Academy Of Champions

James Batchelor

Academy Of Champions

Sports has always been a particularly lucrative market for the video games industry. Year after year, both EA and Konami rack up millions of sales with their annual updates of FIFA and PES, while Take-Two and THQ thrive on the success of their basketball, hockey and wrestling titles.

It is odd, then, that some publishers are less active in this area, particularly such industry giants as Activision and Ubisoft. The latter, however, now seeks to rectify this matter with the release of Academy Of Champions, a football title developed exclusively for Wii and designed to stand out from rival titles when it hits shelves this September.

Academy Of Champions shies away from the premiership pitches and international leagues of its competitors, instead inviting players to experience the very roots of the sport. Footy fans take on the role of students at a fictional football academy, where they will learn all the skills of the Beautiful Game.

Of course, unlike Mr Beckham's educational institute, the esteemed Brightfield Academy is not just some glorified warehouse at the side of the Thames. It is an outlandish environment, built with the level of imagination you would expect from a Wii game. In addition to more traditional pitches, you'll find wilder arenas where the goals are the gaping maws of monsters and medieval castles look down on the action from either side.

It’s a creative art style that is perfectly in keeping with the Wii's audience and carries across to the character design. All of the students from Brightfield Academy and the various other schools they face off against have a cartoonish look that makes the game instantly appealing to younger gamers and gives Academy Of Champions its own personality.

Ubisoft has even dipped into its back catalogue and introduced more familiar characters, redesigning them to fit in with the game’s artistry. So when they’re not running round the pitch as a bunch of plucky young child prodigies, players can fill the boots of Assassin’s Creed’s Altair, Splinter Cell’s Sam Fisher, Beyond Good And Evil’s Jade, Rayman and, of course, those notorious Raving Rabbids.

Further distancing Academy Of Champions from more serious football simulations, all of the students have a range of special moves that can give them an advantage. These are a mixture of both offensive and defensive and range from the more mundane, such as speed boosts and the ability to glide past the defence, to more acrobatic moves that include bending the ball around the keeper and a spinning tackle that knocks everyone flying.


Even the Ubisoft characters have special moves that play on their antics in their own video games. So, Sam and Altair have stealth attacks while Jade can stun the enemy team with her camera flash and the Rabbids can fire plungers that deliver the ball straight to the back of the net.

With celebrity endorsement very much the norm in sports games these days, it is to be expected that most of the game’s special skills are passed on from the true star of Academy Of Champions.

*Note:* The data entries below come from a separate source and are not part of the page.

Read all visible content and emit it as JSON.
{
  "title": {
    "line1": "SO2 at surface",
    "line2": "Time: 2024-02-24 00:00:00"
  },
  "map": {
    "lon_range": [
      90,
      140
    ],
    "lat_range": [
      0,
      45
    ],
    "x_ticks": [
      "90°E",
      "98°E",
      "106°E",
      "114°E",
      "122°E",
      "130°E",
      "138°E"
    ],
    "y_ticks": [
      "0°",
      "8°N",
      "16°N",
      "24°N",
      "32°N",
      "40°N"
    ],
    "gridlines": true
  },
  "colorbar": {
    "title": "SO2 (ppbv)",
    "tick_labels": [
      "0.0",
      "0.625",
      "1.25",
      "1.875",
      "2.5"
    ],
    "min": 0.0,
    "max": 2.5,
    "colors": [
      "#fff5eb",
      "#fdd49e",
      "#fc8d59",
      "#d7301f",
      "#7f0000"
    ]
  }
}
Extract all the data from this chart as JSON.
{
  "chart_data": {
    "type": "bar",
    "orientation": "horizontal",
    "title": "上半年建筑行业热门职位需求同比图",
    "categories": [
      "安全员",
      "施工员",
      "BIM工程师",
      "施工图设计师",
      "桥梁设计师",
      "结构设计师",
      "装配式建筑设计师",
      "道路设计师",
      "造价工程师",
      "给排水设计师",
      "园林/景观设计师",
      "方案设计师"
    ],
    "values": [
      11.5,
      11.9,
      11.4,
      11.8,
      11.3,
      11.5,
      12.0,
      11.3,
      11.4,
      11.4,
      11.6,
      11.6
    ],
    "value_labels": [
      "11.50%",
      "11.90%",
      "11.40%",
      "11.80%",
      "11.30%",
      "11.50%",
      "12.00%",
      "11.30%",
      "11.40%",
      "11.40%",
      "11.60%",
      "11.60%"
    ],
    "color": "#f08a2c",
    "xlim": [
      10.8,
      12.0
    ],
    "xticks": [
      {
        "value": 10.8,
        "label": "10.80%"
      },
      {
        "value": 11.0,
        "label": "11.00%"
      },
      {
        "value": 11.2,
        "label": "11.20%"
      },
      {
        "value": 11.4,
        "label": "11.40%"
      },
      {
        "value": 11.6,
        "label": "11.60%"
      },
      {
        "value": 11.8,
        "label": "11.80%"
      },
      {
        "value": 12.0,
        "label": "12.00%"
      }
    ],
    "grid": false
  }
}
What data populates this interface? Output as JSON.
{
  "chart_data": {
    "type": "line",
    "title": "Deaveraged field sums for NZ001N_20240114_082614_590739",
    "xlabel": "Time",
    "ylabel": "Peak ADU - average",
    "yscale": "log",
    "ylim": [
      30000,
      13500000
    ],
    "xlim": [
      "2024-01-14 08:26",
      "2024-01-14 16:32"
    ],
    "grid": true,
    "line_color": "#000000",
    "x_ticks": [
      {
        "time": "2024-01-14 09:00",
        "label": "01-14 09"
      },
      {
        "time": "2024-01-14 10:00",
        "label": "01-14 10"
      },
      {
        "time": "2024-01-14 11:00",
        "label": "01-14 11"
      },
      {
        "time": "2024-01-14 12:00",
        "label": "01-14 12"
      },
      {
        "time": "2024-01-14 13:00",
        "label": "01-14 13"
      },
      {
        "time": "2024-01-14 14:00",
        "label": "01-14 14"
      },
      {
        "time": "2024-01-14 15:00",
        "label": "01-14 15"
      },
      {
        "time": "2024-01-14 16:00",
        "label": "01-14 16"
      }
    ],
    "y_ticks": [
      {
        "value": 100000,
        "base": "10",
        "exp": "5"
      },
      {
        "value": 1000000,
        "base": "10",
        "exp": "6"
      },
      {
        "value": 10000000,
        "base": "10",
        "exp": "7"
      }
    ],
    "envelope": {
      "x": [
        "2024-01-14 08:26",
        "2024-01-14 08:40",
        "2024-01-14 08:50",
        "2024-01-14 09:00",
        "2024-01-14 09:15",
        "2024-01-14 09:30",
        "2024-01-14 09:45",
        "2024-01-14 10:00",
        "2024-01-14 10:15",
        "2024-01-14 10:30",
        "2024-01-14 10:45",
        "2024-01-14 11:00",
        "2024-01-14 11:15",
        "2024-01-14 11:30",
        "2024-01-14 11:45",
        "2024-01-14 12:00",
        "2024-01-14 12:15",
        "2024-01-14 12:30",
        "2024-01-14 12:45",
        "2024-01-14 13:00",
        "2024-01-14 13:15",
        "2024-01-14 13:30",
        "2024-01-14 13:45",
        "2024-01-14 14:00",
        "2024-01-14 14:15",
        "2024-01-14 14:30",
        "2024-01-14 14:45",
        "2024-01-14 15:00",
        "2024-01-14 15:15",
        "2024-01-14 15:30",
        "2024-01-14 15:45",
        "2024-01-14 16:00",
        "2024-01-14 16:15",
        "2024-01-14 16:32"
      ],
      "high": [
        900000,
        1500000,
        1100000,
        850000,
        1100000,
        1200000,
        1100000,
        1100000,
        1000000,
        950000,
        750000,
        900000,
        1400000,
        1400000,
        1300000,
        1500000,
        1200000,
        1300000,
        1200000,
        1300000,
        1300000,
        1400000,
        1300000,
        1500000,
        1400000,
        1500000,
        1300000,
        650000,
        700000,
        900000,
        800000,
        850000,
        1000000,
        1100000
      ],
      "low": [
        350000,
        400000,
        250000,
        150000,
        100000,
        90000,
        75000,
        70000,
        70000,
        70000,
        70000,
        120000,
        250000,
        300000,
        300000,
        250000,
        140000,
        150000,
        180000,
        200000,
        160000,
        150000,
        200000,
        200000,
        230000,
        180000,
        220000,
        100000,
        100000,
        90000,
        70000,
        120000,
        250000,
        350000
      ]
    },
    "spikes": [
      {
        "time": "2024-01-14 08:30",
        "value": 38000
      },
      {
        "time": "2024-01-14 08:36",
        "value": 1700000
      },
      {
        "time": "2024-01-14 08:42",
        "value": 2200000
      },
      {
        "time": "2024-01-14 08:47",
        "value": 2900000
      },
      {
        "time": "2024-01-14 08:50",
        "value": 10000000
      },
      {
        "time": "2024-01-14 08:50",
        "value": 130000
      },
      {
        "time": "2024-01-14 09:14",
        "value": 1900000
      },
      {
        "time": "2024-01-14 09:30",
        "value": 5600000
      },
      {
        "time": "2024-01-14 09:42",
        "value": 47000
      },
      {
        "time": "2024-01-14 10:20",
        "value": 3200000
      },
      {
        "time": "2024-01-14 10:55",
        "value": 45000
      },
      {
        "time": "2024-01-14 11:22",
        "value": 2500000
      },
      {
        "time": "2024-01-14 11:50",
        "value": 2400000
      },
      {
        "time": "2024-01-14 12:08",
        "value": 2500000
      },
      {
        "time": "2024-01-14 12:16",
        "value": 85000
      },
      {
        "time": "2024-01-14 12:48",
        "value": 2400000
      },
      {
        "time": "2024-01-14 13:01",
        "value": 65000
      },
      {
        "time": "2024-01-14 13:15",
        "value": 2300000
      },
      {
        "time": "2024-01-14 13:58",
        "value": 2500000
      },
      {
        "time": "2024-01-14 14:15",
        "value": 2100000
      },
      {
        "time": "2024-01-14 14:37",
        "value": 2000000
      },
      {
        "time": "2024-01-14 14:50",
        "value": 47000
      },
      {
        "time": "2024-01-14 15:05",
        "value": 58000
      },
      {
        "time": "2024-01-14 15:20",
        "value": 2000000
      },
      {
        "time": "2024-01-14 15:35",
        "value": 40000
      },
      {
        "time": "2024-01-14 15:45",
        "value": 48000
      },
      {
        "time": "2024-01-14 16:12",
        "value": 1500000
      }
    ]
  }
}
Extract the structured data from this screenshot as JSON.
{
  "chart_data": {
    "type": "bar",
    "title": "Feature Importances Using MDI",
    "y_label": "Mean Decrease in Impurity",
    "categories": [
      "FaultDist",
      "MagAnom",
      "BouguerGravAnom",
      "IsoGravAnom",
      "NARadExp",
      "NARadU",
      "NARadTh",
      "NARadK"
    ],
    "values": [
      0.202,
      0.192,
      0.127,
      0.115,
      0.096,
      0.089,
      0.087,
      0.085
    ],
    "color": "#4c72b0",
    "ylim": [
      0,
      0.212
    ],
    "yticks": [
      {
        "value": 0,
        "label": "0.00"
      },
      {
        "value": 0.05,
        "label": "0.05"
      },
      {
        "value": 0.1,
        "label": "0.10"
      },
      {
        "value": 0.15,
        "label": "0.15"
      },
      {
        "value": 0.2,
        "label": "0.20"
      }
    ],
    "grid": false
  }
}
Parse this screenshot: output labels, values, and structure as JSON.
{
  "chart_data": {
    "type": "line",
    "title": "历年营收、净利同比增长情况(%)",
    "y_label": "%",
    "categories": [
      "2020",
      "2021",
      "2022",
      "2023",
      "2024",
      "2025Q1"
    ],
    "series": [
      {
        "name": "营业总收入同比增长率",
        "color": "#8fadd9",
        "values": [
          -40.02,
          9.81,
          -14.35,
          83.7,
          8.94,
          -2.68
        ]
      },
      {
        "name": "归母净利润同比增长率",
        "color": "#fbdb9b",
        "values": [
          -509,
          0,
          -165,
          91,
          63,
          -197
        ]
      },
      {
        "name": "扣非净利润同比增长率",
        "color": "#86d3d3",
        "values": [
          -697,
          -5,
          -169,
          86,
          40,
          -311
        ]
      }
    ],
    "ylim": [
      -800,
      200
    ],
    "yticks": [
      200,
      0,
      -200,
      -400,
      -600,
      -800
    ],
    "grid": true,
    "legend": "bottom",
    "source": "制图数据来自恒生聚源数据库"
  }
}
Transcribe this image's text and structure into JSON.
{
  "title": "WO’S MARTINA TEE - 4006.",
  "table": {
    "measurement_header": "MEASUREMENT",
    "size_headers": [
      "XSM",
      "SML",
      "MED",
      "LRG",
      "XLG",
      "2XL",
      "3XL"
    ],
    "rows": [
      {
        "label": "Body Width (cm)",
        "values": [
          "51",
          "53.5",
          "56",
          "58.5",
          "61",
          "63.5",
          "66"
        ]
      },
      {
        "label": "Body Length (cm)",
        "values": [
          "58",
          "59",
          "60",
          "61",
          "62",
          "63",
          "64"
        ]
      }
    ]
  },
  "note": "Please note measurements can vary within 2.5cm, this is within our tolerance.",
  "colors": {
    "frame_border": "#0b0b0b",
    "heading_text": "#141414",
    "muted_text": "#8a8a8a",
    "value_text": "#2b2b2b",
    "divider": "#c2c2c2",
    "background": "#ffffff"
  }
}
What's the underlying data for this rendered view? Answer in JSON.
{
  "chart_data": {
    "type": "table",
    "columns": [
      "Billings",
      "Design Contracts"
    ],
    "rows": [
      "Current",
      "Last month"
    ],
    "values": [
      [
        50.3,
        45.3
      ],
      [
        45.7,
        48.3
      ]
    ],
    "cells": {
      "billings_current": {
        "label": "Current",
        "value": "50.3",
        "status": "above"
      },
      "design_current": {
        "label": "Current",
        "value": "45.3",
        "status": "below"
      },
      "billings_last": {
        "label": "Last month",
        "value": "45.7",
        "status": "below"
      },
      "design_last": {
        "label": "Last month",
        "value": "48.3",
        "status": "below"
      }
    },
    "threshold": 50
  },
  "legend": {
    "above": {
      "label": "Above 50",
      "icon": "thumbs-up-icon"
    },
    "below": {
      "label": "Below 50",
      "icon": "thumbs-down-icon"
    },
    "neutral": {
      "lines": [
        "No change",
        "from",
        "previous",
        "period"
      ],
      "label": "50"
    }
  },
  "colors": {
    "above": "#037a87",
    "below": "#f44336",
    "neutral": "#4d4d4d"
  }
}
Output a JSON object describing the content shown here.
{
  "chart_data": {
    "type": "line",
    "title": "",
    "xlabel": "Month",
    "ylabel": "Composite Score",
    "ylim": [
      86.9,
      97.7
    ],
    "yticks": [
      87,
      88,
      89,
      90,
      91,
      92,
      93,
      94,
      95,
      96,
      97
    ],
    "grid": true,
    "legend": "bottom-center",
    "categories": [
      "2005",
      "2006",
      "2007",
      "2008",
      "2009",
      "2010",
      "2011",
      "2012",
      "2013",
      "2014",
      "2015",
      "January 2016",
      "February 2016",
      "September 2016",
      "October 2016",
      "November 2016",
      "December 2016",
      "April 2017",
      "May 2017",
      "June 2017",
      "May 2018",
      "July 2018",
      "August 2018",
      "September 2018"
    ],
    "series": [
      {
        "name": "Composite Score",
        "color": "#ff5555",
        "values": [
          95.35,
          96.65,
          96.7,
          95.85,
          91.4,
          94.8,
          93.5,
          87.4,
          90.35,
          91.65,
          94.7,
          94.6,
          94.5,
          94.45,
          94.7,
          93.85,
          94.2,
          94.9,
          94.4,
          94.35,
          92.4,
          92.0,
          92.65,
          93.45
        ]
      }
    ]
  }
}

Legendary Brazilian football star Pelé serves as the Academy’s headmaster. He teaches players everything there is to know about not only playing the game, but mastering it.

The majority of the gameplay takes place in five-a-side tournaments. Gamers must use every trick available to overcome the opposing team, progressing through the single-player mode’s storyline. As they advance through each match, they earn money to buy new equipment and upgrade their abilities.

Alternatively, there are 12 football-related mini-games to entertain players, challenging them to show off their skills at goalkeeping, shooting, passing, tackles and more. There is also a range of multiplayer modes supporting up to four players that allows friends to enjoy Academy Of Champions together.

As Ubisoft’s first major football title, Academy Of Champions has all the ingredients to make it a stand-out title, both in its genre and on the Wii. It’s wide appeal, fresh take on the sport and accessibility make it a strong contender for chart success when it arrives on shelves this September.